Last night was a dear friend’s birthday, and there’s an inside joke in our little circle that I translate my friends into desserts. So she, an earthy, practical, gently feminine and genuinely sweet woman, became vanilla cupcakes with lavender honey icing. I’ve got a go-to vanilla cake recipe that I love, but the icing was new and a tad terrifying; I’ve never used lavender before, but honey is one of my favorite things in the world, so much so that we used it for favors at our wedding.
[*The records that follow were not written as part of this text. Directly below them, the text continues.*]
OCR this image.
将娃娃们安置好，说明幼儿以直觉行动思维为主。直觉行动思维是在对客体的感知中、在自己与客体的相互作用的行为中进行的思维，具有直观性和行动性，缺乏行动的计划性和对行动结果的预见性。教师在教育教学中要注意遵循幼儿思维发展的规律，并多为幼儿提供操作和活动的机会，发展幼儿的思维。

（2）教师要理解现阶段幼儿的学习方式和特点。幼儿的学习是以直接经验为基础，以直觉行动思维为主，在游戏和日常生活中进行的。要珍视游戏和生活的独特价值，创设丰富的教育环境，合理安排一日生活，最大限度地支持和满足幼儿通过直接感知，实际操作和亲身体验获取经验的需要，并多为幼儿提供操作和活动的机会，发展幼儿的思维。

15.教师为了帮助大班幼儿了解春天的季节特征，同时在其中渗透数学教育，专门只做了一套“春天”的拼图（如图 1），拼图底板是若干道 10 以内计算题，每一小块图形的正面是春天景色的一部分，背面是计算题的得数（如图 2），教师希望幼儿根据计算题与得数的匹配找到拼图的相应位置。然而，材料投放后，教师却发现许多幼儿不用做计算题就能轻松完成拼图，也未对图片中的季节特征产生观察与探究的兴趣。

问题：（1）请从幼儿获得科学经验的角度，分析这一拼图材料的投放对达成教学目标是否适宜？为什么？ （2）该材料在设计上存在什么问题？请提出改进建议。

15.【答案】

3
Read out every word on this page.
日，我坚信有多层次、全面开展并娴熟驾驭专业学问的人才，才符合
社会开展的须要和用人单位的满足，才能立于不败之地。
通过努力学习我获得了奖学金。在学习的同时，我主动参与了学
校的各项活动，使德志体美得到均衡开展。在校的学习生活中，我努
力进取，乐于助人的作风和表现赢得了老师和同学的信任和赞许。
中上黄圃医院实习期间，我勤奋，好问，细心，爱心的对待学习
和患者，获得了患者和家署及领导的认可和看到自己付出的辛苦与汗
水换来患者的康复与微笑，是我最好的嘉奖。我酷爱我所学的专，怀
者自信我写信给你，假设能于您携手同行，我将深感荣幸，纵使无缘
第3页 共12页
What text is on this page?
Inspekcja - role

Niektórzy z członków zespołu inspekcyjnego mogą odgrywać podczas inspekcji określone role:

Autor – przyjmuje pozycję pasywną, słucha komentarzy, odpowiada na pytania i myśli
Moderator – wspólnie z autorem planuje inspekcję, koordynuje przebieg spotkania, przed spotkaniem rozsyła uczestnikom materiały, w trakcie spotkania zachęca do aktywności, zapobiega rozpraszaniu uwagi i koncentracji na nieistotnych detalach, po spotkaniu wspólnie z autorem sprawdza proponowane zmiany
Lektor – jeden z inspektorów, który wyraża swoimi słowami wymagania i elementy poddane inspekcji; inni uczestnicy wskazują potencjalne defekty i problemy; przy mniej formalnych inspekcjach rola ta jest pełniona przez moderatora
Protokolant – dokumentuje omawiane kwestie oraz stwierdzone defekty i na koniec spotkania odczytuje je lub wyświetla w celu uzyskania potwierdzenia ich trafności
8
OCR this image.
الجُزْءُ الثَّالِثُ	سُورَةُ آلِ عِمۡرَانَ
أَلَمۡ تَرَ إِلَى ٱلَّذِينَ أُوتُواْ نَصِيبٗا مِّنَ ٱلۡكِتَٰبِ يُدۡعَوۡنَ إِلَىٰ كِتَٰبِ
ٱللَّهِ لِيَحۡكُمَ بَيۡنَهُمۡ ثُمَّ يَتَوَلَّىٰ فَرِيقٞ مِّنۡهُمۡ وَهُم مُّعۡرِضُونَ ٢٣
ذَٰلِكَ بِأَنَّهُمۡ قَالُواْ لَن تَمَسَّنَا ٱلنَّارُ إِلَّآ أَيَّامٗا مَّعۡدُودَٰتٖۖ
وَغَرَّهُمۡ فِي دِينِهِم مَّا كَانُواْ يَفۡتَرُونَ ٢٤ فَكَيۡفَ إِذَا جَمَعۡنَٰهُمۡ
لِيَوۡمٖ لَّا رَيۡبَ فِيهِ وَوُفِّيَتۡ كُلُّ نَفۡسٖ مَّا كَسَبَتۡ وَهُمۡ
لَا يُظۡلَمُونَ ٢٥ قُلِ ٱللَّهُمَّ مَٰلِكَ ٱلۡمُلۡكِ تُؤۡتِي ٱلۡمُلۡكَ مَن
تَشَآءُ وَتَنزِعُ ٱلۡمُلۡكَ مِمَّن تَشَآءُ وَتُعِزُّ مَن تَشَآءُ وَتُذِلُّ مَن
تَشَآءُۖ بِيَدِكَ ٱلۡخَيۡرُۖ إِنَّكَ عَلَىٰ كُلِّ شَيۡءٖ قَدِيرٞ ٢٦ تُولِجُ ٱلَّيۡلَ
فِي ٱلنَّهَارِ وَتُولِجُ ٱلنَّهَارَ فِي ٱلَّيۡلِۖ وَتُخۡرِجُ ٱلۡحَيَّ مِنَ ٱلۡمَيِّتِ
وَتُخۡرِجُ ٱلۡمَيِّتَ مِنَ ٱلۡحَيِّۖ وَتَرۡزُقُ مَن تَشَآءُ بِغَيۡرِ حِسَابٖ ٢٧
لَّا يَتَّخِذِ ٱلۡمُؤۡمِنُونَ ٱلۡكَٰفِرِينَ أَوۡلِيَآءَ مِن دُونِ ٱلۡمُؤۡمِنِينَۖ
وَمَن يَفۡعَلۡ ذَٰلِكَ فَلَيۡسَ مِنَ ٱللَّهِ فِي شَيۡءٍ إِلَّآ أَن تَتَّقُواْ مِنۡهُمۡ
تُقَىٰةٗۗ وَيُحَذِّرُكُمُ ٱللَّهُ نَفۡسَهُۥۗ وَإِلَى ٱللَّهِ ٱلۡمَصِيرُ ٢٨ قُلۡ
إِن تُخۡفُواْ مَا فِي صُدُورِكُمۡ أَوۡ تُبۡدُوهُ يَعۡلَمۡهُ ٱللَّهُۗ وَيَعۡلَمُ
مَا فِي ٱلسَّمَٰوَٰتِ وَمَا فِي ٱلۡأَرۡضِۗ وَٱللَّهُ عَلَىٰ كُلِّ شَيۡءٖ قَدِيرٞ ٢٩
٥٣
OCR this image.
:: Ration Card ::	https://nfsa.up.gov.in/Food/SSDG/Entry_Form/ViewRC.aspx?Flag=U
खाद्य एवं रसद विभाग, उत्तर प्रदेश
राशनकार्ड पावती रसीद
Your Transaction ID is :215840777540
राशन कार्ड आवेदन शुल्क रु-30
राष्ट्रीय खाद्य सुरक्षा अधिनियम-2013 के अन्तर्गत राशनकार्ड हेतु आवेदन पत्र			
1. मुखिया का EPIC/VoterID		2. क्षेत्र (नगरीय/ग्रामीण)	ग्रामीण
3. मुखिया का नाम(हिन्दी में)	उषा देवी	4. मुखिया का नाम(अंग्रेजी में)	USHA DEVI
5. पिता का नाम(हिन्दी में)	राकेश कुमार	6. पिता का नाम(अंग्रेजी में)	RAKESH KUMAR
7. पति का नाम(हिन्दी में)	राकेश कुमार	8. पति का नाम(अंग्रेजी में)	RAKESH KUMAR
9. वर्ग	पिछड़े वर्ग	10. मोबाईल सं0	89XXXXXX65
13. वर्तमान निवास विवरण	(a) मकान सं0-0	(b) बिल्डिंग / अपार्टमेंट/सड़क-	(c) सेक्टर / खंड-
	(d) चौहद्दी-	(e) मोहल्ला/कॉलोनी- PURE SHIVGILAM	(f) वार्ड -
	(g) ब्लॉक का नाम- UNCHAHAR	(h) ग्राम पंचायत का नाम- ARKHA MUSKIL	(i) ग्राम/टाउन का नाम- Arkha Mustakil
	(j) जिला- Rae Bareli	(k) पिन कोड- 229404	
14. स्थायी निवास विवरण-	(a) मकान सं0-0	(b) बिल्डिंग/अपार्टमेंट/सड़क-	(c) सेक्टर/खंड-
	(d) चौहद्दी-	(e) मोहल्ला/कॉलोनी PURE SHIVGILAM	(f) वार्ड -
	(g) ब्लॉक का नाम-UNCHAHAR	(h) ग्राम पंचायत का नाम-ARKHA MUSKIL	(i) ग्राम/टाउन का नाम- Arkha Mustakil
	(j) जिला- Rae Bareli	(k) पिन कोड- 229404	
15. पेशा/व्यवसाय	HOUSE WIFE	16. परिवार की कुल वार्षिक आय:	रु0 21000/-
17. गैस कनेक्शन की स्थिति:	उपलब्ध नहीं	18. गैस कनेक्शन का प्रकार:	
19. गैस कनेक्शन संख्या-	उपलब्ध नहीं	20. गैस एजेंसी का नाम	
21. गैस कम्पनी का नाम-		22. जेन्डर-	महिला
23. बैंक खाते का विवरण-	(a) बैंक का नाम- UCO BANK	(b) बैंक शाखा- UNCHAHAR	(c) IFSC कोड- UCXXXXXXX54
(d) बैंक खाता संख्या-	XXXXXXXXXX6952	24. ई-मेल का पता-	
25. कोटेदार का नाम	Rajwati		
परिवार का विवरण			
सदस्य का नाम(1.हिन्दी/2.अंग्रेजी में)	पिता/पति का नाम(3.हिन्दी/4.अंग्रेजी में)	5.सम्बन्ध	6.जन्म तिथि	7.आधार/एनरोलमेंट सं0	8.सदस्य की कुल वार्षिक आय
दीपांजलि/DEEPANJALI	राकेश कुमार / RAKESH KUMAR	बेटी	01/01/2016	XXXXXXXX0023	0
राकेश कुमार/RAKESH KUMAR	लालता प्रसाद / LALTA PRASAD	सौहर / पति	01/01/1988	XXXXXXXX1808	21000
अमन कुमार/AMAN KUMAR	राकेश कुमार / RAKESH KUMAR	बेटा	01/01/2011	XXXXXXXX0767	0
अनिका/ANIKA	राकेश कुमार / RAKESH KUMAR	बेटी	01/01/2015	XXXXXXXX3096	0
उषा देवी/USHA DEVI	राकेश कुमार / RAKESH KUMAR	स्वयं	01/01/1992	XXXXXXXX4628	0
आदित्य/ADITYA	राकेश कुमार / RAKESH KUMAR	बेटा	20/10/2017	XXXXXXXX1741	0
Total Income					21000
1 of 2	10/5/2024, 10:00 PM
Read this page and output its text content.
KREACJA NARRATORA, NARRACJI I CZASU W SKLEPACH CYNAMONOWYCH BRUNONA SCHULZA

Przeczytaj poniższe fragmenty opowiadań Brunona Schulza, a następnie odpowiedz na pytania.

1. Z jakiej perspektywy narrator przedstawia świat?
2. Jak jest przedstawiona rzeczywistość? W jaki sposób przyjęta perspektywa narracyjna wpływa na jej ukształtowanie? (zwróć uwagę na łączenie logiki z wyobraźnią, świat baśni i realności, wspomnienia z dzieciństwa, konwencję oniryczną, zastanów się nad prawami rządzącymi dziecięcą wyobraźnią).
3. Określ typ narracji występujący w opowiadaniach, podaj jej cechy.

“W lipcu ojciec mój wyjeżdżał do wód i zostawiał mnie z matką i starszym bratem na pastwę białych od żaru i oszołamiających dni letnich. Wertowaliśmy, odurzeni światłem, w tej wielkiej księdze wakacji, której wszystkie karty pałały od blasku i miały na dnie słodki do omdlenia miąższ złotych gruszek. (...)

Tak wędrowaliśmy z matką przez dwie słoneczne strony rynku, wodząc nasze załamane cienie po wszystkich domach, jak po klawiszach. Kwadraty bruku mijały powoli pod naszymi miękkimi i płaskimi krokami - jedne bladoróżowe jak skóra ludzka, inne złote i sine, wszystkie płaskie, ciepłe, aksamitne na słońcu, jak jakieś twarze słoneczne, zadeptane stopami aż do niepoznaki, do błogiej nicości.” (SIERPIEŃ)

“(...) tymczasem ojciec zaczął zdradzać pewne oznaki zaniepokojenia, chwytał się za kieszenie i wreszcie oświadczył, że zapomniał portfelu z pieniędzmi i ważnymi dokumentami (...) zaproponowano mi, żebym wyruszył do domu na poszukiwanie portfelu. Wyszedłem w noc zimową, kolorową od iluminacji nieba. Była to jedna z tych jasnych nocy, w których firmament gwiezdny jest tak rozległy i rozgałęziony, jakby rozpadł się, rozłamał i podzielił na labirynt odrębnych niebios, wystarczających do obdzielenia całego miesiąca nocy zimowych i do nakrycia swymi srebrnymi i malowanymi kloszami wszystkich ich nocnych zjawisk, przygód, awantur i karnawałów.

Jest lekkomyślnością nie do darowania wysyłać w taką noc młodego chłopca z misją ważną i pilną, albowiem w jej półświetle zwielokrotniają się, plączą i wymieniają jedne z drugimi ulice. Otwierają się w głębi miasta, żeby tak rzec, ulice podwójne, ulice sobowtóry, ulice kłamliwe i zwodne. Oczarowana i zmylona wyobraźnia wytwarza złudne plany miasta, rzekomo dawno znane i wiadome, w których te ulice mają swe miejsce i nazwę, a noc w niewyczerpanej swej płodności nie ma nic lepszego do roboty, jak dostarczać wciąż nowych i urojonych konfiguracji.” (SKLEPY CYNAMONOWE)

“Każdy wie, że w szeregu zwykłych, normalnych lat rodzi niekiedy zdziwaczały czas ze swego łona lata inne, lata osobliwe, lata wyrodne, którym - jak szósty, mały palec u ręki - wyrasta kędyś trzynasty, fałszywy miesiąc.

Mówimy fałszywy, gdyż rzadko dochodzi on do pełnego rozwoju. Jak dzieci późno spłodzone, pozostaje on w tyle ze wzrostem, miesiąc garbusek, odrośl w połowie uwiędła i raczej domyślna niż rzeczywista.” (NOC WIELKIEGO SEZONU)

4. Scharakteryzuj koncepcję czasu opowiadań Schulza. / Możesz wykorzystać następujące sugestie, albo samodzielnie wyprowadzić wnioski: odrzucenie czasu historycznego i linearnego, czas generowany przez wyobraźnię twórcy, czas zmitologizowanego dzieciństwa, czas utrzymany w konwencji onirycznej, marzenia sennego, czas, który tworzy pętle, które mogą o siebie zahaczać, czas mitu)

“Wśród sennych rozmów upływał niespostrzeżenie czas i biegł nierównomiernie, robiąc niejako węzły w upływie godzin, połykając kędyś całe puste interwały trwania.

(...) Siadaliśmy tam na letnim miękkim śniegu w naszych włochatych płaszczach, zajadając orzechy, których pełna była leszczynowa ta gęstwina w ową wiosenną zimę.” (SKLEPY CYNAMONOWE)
Here goes:
Lavender Honey Cream Cheese Icing
8 oz softened cream cheese (I prefer the softer texture of American Neufchatel, but that’s purely a personal thing)
1 1/2 cups confectioner’s sugar
1/3 cup honey
1 tablespoon of dried lavender flowersBeat the cream cheese and sugar together, then add the honey. If your electric hand-mixer is crappy like mine, mix the honey in with a wooden spoon. You’ll need your spoon anyway to add the dried lavender—make sure to fold, not stir, and go easy on the icing during this last step, because crushing the lavender could make it overly soapy. Then spread it on everything you ever eat again because it’s just that good.
The end result is such a great, subtle combination of flavors. Cream cheese icing works so well, of course, because the sweet and just a tad sour, slightly savory cheese tempers the pow-sweetness of the sugar, and the earthy honey grounds and complements the floral notes of the lavender.
I got the recipe from Cupcake Club at Squidoo and adapted it just a bit by using less lavender, since I had never used it before and I knew how easily lavender goes from “Oh, what is that?” to “Ew, soap,” and I was baking for palates that would appreciate a light touch. It could definitely stand a little more lavender, though, depending on the diner. The best part, of course, is that I’ve got a pastry bag half full of the stuff still in my fridge, so it looks like I’ll just have to make more cake today in order to use it up—poor me!